The Britain-based Environmental Justice Foundation (EJF) released the report, which was based on interviews with Indonesian and Philippine workers who had worked on such Chinese fishing vessels.
The report quoted an interviewee testifying that North Korean crew “would be hidden from port authorities by transferring them at sea between (vessels) before going into port in Mauritius” and were allegedly not allowed to set foot on land the entire time.
Potentially in connection with this, Mauritian authorities in 2022 reportedly detained six North Korean workers when a Chinese fishing vessel docked at Port Louis.
Under U.N. Security Council Resolution 2397 adopted in 2017, member states were required to repatriate all North Koreans earning income within their jurisdiction by December 2019.
The report also claimed that North Korean workers were also not allowed to carry mobile phones, preventing them from contacting their families.
“They never communicated with their wives or others while at sea as they were not allowed to bring a mobile phone,” the report quoted an interviewee as saying.

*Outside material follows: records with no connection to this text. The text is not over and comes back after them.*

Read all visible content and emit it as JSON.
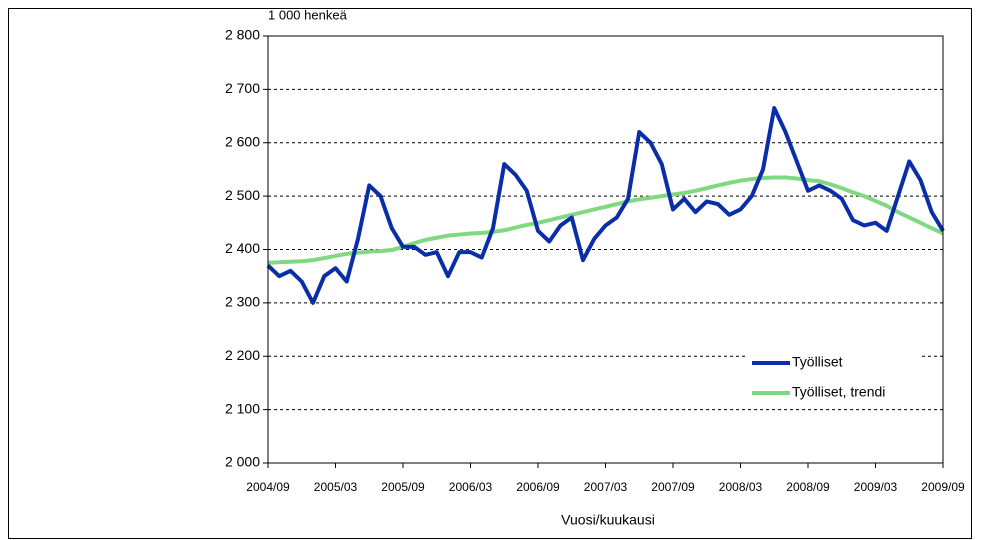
{
  "chart_data": {
    "type": "line",
    "unit_label": "1 000 henkeä",
    "x_label": "Vuosi/kuukausi",
    "categories": [
      "2004/09",
      null,
      null,
      null,
      null,
      null,
      "2005/03",
      null,
      null,
      null,
      null,
      null,
      "2005/09",
      null,
      null,
      null,
      null,
      null,
      "2006/03",
      null,
      null,
      null,
      null,
      null,
      "2006/09",
      null,
      null,
      null,
      null,
      null,
      "2007/03",
      null,
      null,
      null,
      null,
      null,
      "2007/09",
      null,
      null,
      null,
      null,
      null,
      "2008/03",
      null,
      null,
      null,
      null,
      null,
      "2008/09",
      null,
      null,
      null,
      null,
      null,
      "2009/03",
      null,
      null,
      null,
      null,
      null,
      "2009/09"
    ],
    "series": [
      {
        "name": "Työlliset",
        "color": "#0a2ea8",
        "values": [
          2370,
          2350,
          2360,
          2340,
          2300,
          2350,
          2365,
          2340,
          2420,
          2520,
          2500,
          2440,
          2405,
          2405,
          2390,
          2395,
          2350,
          2395,
          2395,
          2385,
          2440,
          2560,
          2540,
          2510,
          2435,
          2415,
          2445,
          2460,
          2380,
          2420,
          2445,
          2460,
          2495,
          2620,
          2600,
          2560,
          2475,
          2495,
          2470,
          2490,
          2485,
          2465,
          2475,
          2500,
          2550,
          2665,
          2620,
          2565,
          2510,
          2520,
          2510,
          2495,
          2455,
          2445,
          2450,
          2435,
          2500,
          2565,
          2530,
          2470,
          2435
        ]
      },
      {
        "name": "Työlliset, trendi",
        "color": "#80d880",
        "values": [
          2375,
          2376,
          2377,
          2378,
          2380,
          2384,
          2388,
          2392,
          2394,
          2396,
          2397,
          2399,
          2405,
          2412,
          2418,
          2422,
          2426,
          2428,
          2430,
          2431,
          2433,
          2436,
          2441,
          2446,
          2450,
          2455,
          2460,
          2465,
          2470,
          2475,
          2480,
          2485,
          2490,
          2494,
          2497,
          2500,
          2503,
          2506,
          2510,
          2515,
          2520,
          2525,
          2529,
          2532,
          2534,
          2535,
          2535,
          2533,
          2530,
          2528,
          2522,
          2515,
          2507,
          2500,
          2491,
          2482,
          2470,
          2460,
          2450,
          2440,
          2430
        ]
      }
    ],
    "ylim": [
      2000,
      2800
    ],
    "yticks": [
      {
        "value": 2000,
        "label": "2 000"
      },
      {
        "value": 2100,
        "label": "2 100"
      },
      {
        "value": 2200,
        "label": "2 200"
      },
      {
        "value": 2300,
        "label": "2 300"
      },
      {
        "value": 2400,
        "label": "2 400"
      },
      {
        "value": 2500,
        "label": "2 500"
      },
      {
        "value": 2600,
        "label": "2 600"
      },
      {
        "value": 2700,
        "label": "2 700"
      },
      {
        "value": 2800,
        "label": "2 800"
      }
    ],
    "grid": true,
    "legend": "lower right"
  }
}
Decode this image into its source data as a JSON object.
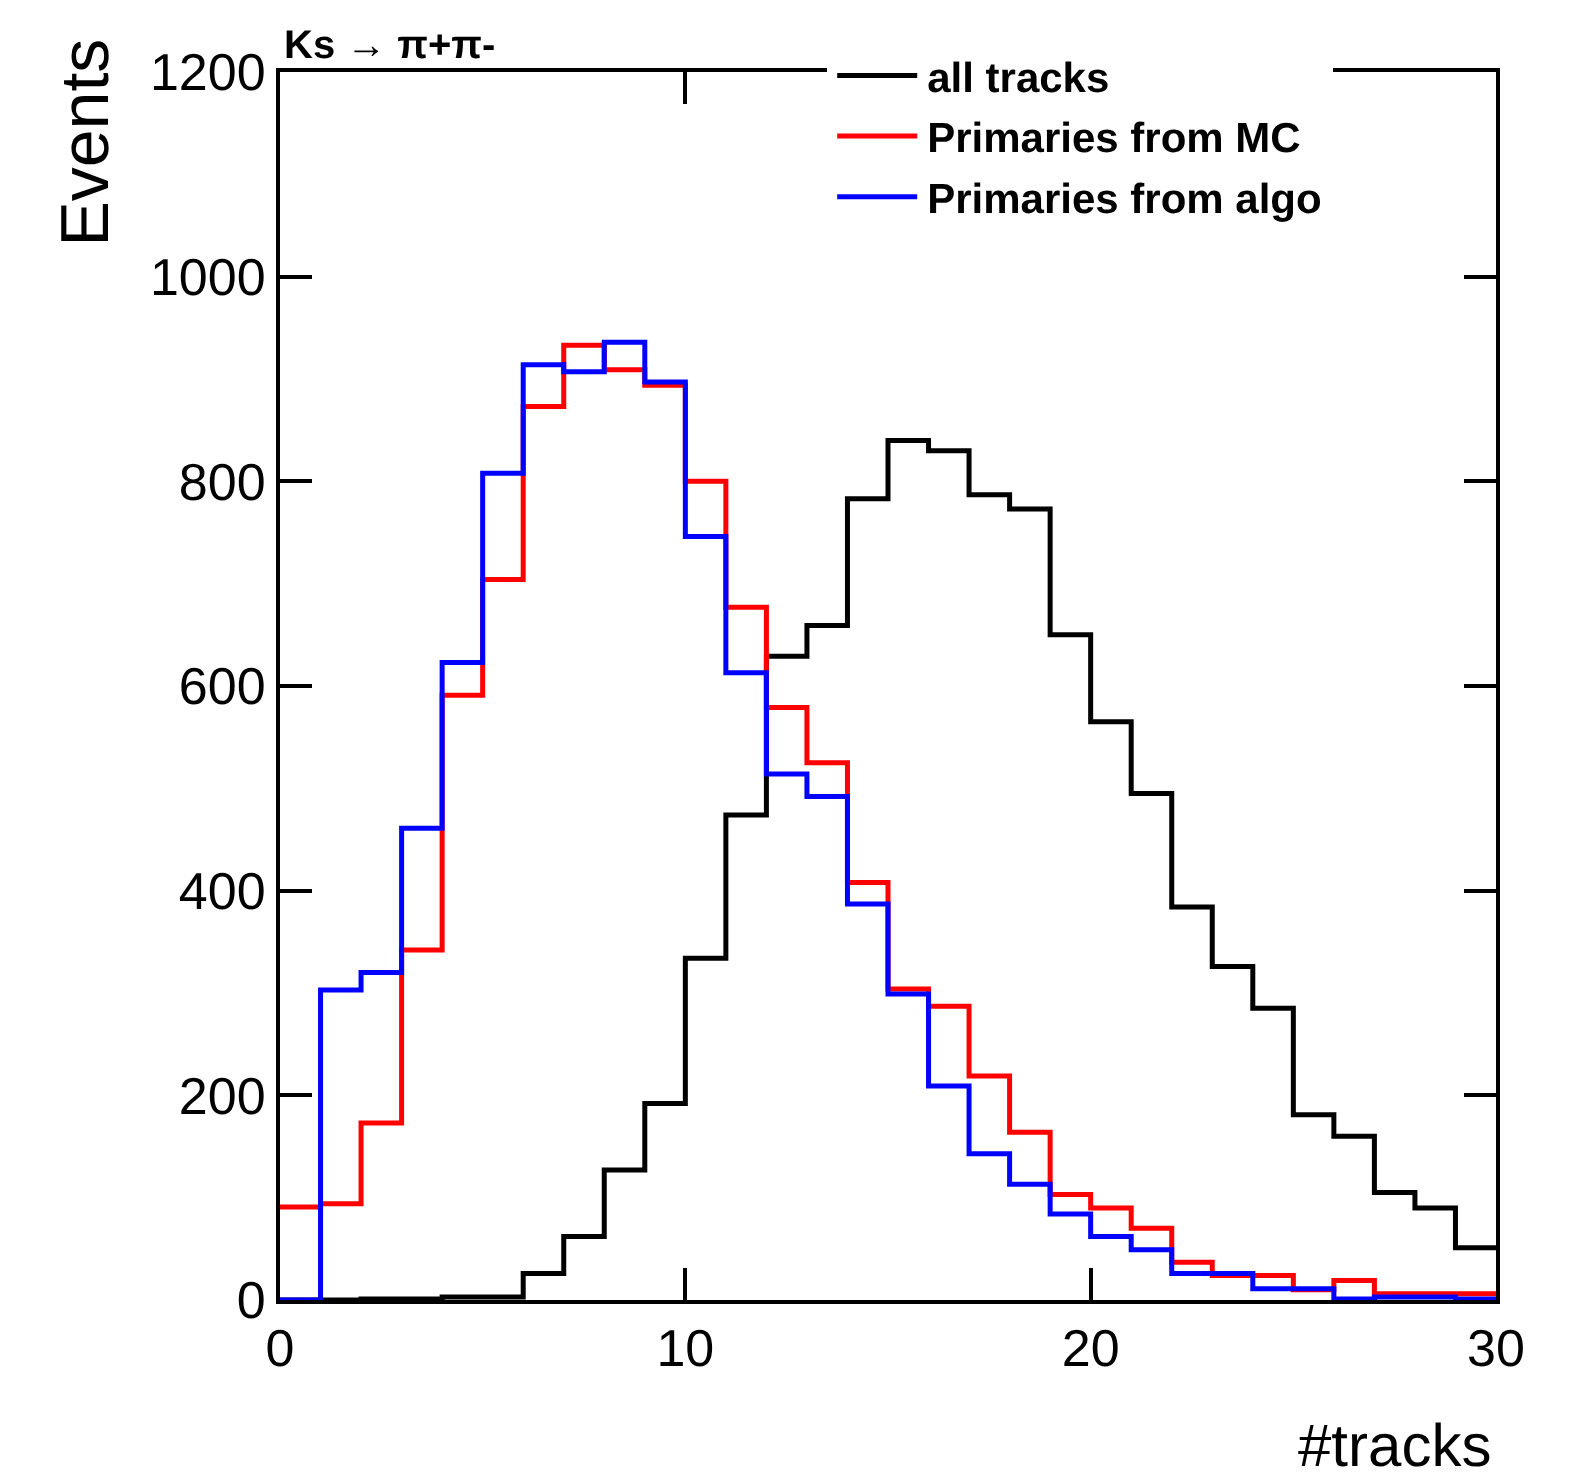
{
  "chart_data": {
    "type": "histogram",
    "title": "Ks → π+π-",
    "xlabel": "#tracks",
    "ylabel": "Events",
    "bins": [
      0,
      1,
      2,
      3,
      4,
      5,
      6,
      7,
      8,
      9,
      10,
      11,
      12,
      13,
      14,
      15,
      16,
      17,
      18,
      19,
      20,
      21,
      22,
      23,
      24,
      25,
      26,
      27,
      28,
      29,
      30
    ],
    "series": [
      {
        "name": "all tracks",
        "color": "#000000",
        "values": [
          0,
          0,
          1,
          1,
          3,
          3,
          26,
          62,
          127,
          192,
          334,
          474,
          629,
          659,
          783,
          840,
          830,
          787,
          773,
          650,
          565,
          495,
          384,
          326,
          285,
          181,
          160,
          105,
          90,
          51
        ]
      },
      {
        "name": "Primaries from MC",
        "color": "#ff0000",
        "values": [
          91,
          94,
          173,
          342,
          591,
          704,
          873,
          933,
          909,
          894,
          800,
          677,
          579,
          525,
          408,
          304,
          287,
          219,
          164,
          103,
          90,
          70,
          37,
          24,
          24,
          10,
          19,
          6,
          6,
          6
        ]
      },
      {
        "name": "Primaries from algo",
        "color": "#0000ff",
        "values": [
          0,
          303,
          320,
          461,
          623,
          808,
          914,
          907,
          936,
          897,
          746,
          613,
          514,
          492,
          387,
          299,
          209,
          143,
          113,
          84,
          62,
          49,
          26,
          26,
          11,
          11,
          1,
          3,
          3,
          1
        ]
      }
    ],
    "xlim": [
      0,
      30
    ],
    "xticks": [
      0,
      10,
      20,
      30
    ],
    "ylim": [
      0,
      1200
    ],
    "yticks": [
      0,
      200,
      400,
      600,
      800,
      1000,
      1200
    ],
    "grid": false,
    "legend": "top right"
  }
}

Another testified to having worked with North Koreans who “had never stepped foot on land for eight years.”
The testimonies suggest “that concerted efforts were made to hide the presence of North Koreans on these vessels, and that those North Koreans on board were forced to work for as many as 10 years at sea, in some instances without ever stepping foot on land,” the report said.
“This would constitute forced labour of a magnitude that surpasses much of that witnessed in a global fishing industry already replete with abuse,” it also noted.